Застенчивая дама попросила, опасаясь, что ее просьбу исполнят:
- Ах, покажите нам, хорошо?
Мужчины, слегка встревоженные, тоже хотели увидеть, чтобы убедиться. Г-н Борнэ покачал головой:
- Это так просто не делается: нужно быть в настроении и в соответствующем костюме. Я хочу сказать - без костюма.
Слова г-на Борнэ охлаждают любопытных. Дамы не решаются настаивать и говорят только:
- Как жалко! Нам бы так хотелось!
Но возмущаются, когда кто-то из этих господ предлагает:
- Если бы вы удалились ненадолго, чтобы нам, мужчинам, остаться одним!..
- Нет, нет. Это не выход.
- Послушайте, господин Борнэ, мы удовлетворимся двумя-тремя штрихами. Снимайте сюртук!
- Орангутанг в накрахмаленной рубашке! - презрительно промолвил г-н Борнэ. - Вы смеетесь надо мной, ей-богу!
- Поскольку, госпожа Борнэ, мы вышли из детского возраста, скажите, носит ваш супруг набрюшник?
- Носит, но коротенький.
- Вот-то не везет! Как же теперь быть?
- Господин Борнэ, вы неучтивы. Нам достаточно было бы намека. Засучите рукава до локтей. Прочее восполним воображением.
Господин Борнэ колебался - ему хотелось сыграть свою роль, но он боялся сыграть плохо. Польщенный, как певец, которого упрашивают: "Ну, хотя бы один куплет", - он наслаждался устремленными на него взглядами, полуоткрытыми ртами, умоляющими жестами.
- Пусть будет по-вашему! - сказал он.
Он снял сюртук, аккуратно натянул его на спинку стула.
- Прошу вашего снисхождения, - заявил г-н Борнэ. - Во-первых, моя жена преувеличивает или, может быть, ошибается. Во-вторых, я еще не представлял орангутанга публично. И, наконец, и это вас, несомненно, удивит, я никогда не видел орангутанга.

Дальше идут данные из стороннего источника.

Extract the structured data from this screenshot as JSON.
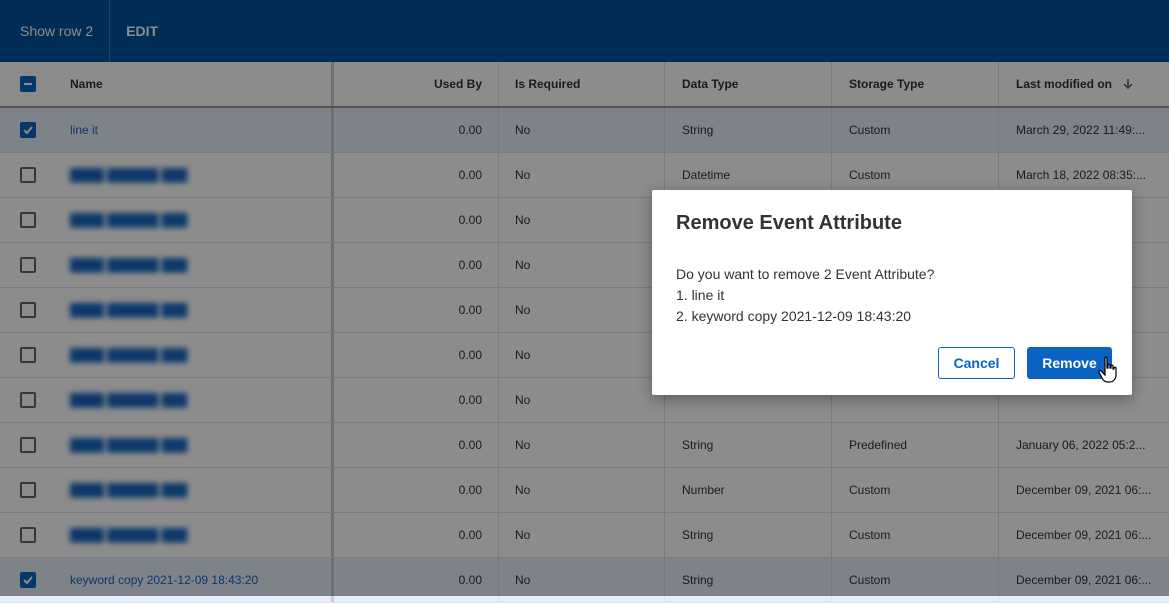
{
  "topbar": {
    "show_row": "Show row 2",
    "edit": "EDIT"
  },
  "table": {
    "columns": {
      "name": "Name",
      "used_by": "Used By",
      "is_required": "Is Required",
      "data_type": "Data Type",
      "storage_type": "Storage Type",
      "last_modified": "Last modified on"
    },
    "rows": [
      {
        "name": "line it",
        "used_by": "0.00",
        "is_required": "No",
        "data_type": "String",
        "storage_type": "Custom",
        "last_modified": "March 29, 2022 11:49:...",
        "selected": true,
        "blurred": false
      },
      {
        "name": "",
        "used_by": "0.00",
        "is_required": "No",
        "data_type": "Datetime",
        "storage_type": "Custom",
        "last_modified": "March 18, 2022 08:35:...",
        "selected": false,
        "blurred": true
      },
      {
        "name": "",
        "used_by": "0.00",
        "is_required": "No",
        "data_type": "",
        "storage_type": "",
        "last_modified": "",
        "selected": false,
        "blurred": true
      },
      {
        "name": "",
        "used_by": "0.00",
        "is_required": "No",
        "data_type": "",
        "storage_type": "",
        "last_modified": "",
        "selected": false,
        "blurred": true
      },
      {
        "name": "",
        "used_by": "0.00",
        "is_required": "No",
        "data_type": "",
        "storage_type": "",
        "last_modified": "",
        "selected": false,
        "blurred": true
      },
      {
        "name": "",
        "used_by": "0.00",
        "is_required": "No",
        "data_type": "",
        "storage_type": "",
        "last_modified": "",
        "selected": false,
        "blurred": true
      },
      {
        "name": "",
        "used_by": "0.00",
        "is_required": "No",
        "data_type": "",
        "storage_type": "",
        "last_modified": "",
        "selected": false,
        "blurred": true
      },
      {
        "name": "",
        "used_by": "0.00",
        "is_required": "No",
        "data_type": "String",
        "storage_type": "Predefined",
        "last_modified": "January 06, 2022 05:2...",
        "selected": false,
        "blurred": true
      },
      {
        "name": "",
        "used_by": "0.00",
        "is_required": "No",
        "data_type": "Number",
        "storage_type": "Custom",
        "last_modified": "December 09, 2021 06:...",
        "selected": false,
        "blurred": true
      },
      {
        "name": "",
        "used_by": "0.00",
        "is_required": "No",
        "data_type": "String",
        "storage_type": "Custom",
        "last_modified": "December 09, 2021 06:...",
        "selected": false,
        "blurred": true
      },
      {
        "name": "keyword copy 2021-12-09 18:43:20",
        "used_by": "0.00",
        "is_required": "No",
        "data_type": "String",
        "storage_type": "Custom",
        "last_modified": "December 09, 2021 06:...",
        "selected": true,
        "blurred": false
      }
    ]
  },
  "dialog": {
    "title": "Remove Event Attribute",
    "question": "Do you want to remove 2 Event Attribute?",
    "items": [
      "1. line it",
      "2. keyword copy 2021-12-09 18:43:20"
    ],
    "cancel_label": "Cancel",
    "remove_label": "Remove"
  },
  "colors": {
    "topbar": "#00539b",
    "accent": "#0b63c1",
    "selected_row": "#e3eef9"
  },
  "icons": {
    "sort": "arrow-down-icon",
    "cursor": "hand-pointer-icon"
  }
}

- Тем большая заслуга! - сказали ему.
Задвигали стульями. Приготовились трепетать. Дамы, прижавшись друг к другу, устроились за столом; мужчины нервно затягивались папиросой, окружая себя клубами дыма.
- Придется, во всяком случае, снять манжеты, - сказал г-н Борнэ. - Они будут мешать.
- Пожалуйста, пожалуйста! - взмолилась одна из дам, уже побледневшая от страха.
Господин Борнэ начал.
Это был настоящий провал! Иллюзия разлетелась, как пушинки одуванчика от небрежного щелчка... Толстый господин корчился до изнеможения. Он кривлялся, потел, размахивал жирными руками, поминутно обтягивал уползавший вверх жилет. Часы, выскользнувшие из маленького карманчика, болтались, перелетая с одного бедра на другое. Орангутанг? Какое там! Просто макака, безобидная и вульгарная. Женщины щипали друг дружку, подталкивали одна другую коленками, прятали лица в салфетки, а один из гостей так сильно сжал ляжку своего соседа, что тот подпрыгнул от боли.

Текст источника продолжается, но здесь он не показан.